For someone returning to the city for the first time since 1994, one of the biggest changes they would notice would be the the sight of a stream flowing through the downtown Seoul, where once there had only been roads and parking lots.

In 2003, the USD 900 million project to return the Cheonggyecheon stream to the city began, with work completed in 2005. The 10.9-kilometre-long project is viewed as a shining light of urban renewal and is an attraction for locals and tourists alike.

Seoul is renowned as a foodies paradise. Korean barbecue and of course kimchi are top of the list of most foodies visits.

Other must try classic Korean dishes include Ddukbokki (spicy rice cakes), bibimbap (a rice dish), hoeddeok (sweet pancakes in syrup) and japchae (stir-fired noodles).

Hong Kong

Johnstone Road, Wan Chai, Hong Kong in 1994 (left) and 2019]

Johnstone Road, Wan Chai, Hong Kong in 1994 (left) and 2019]

Hong Kong has been in the spotlight for much of 2019, with massive protests closing down large swaths of the city on a regular basis. What began as demonstrations against an extradition bill has expanded to now include calls for greater democracy and government accountability. 

In 1994, Hong Kong was still under British rule, as it had been for almost 150 years.

However, on 1 July 1997, Hong Kong was handed back to Chinese rule with the promise of “one country, two systems", which allows for Hong Kong to function with a large degree of autonomy.

Already a modern metropolis in 1994, on the face of it the changes that Hong Kong has seen over the last 25 years may not seem as drastic as other cities on this list. However, between 1994 and 2019 the population increased from just over six million to about 7.4 million and the city continued to expand and develop. 

By the 1990s Hong Kong's Kai Tak Airport was one of the busiest in the world and struggling with increasing passenger numbers. The airport was famous for planes having to fly close to high-rise buildings before landing on a single runway that extended into Kowloon Bay.

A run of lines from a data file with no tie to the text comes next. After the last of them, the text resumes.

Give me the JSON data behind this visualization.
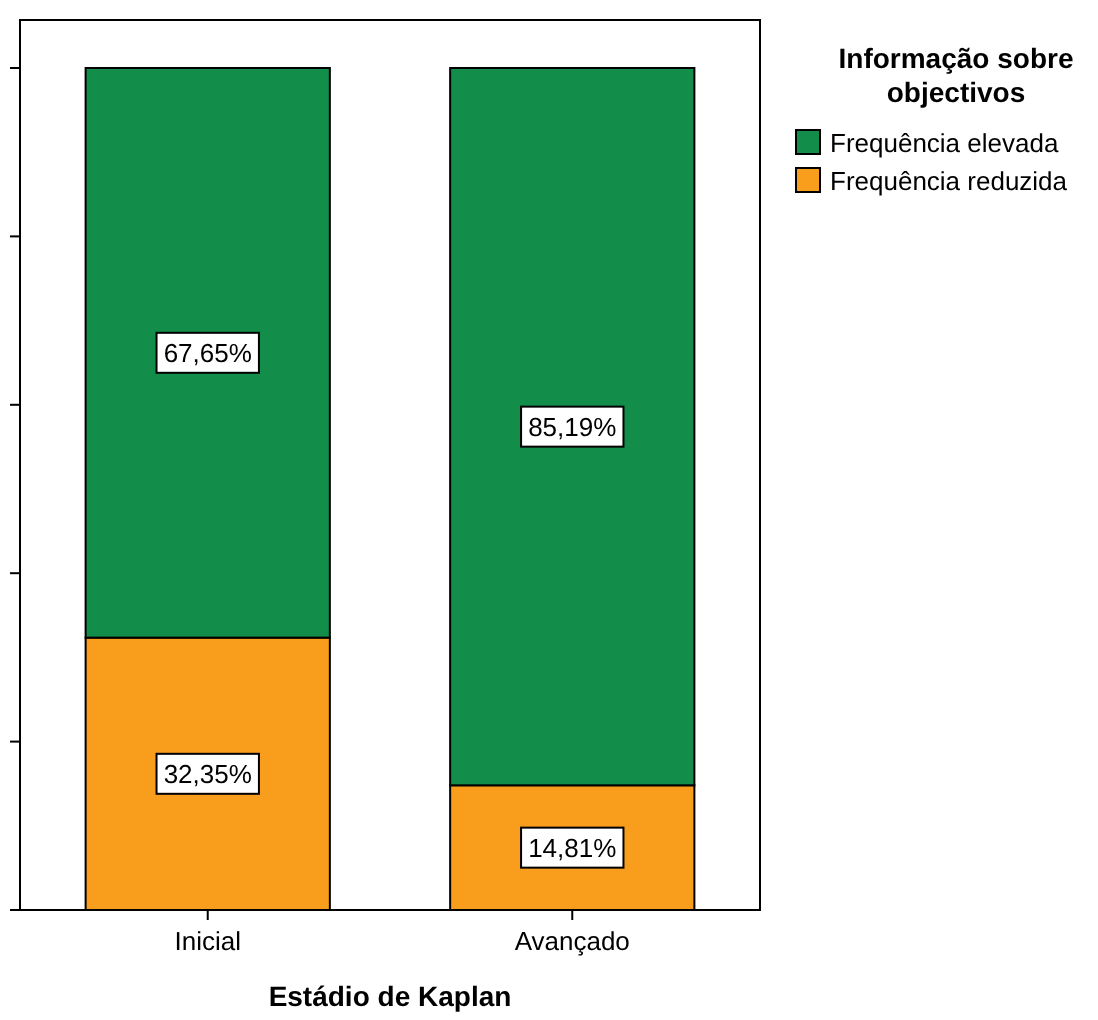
{
  "chart_data": {
    "type": "bar",
    "stacked": true,
    "xlabel": "Estádio de Kaplan",
    "legend_title": "Informação sobre objectivos",
    "categories": [
      "Inicial",
      "Avançado"
    ],
    "series": [
      {
        "name": "Frequência reduzida",
        "color": "#f99d1c",
        "values": [
          32.35,
          14.81
        ],
        "value_labels": [
          "32,35%",
          "14,81%"
        ]
      },
      {
        "name": "Frequência elevada",
        "color": "#138d4a",
        "values": [
          67.65,
          85.19
        ],
        "value_labels": [
          "67,65%",
          "85,19%"
        ]
      }
    ],
    "ylim": [
      0,
      105.7
    ],
    "yticks": [
      {
        "value": 0,
        "label": null
      },
      {
        "value": 20,
        "label": null
      },
      {
        "value": 40,
        "label": null
      },
      {
        "value": 60,
        "label": null
      },
      {
        "value": 80,
        "label": null
      },
      {
        "value": 100,
        "label": null
      }
    ],
    "tick_labels": "x",
    "legend": "right"
  }
}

In 1991, construction of the USD 20 billion Chek Lap Kok Airport began. Over the next few years, two neighbouring islands were flattened and some 12.5 square kilometres of land was reclaimed, creating a new island and adding 1 percent to the total land area of Hong Kong. The new airport was opened in 1998.  

1994 saw the demise of the infamous Kowloon Walled City, a densely-populated, largely lawless neighbourhood that was home to some 50,000 people.

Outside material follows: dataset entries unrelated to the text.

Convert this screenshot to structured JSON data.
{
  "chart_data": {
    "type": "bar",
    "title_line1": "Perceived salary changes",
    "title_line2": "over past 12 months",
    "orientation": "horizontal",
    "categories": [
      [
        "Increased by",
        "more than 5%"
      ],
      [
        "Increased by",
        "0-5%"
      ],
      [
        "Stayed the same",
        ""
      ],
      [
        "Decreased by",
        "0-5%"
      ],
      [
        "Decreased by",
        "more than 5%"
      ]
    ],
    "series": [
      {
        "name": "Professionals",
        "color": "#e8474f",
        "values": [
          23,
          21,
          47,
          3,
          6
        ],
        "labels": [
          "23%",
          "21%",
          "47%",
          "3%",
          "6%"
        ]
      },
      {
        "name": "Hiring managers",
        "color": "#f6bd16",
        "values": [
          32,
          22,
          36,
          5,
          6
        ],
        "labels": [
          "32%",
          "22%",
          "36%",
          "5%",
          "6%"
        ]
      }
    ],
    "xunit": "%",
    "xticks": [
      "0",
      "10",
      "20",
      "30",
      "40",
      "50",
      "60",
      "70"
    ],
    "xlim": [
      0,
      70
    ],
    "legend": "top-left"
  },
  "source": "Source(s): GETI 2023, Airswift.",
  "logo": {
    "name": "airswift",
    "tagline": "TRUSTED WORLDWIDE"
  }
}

Built on the site of an old Chinese military fort, at its peak the Walled City was the most populated neighbourhood in the world and synonymous with Hong Kong's underbelly. It was torn down in 1993/1994 and replaced with a park.

Today, Hong Kong has a bit of everything: slick city streets of Wan Chai (pictured) and Central Hong Kong, Jade Markets, colonial-era buildings, beaches and forest. Some of the best street food in the world is sold from small stalls in Causeway Bay or Mong Kok, Tsuen Wan and Sham Shui Po.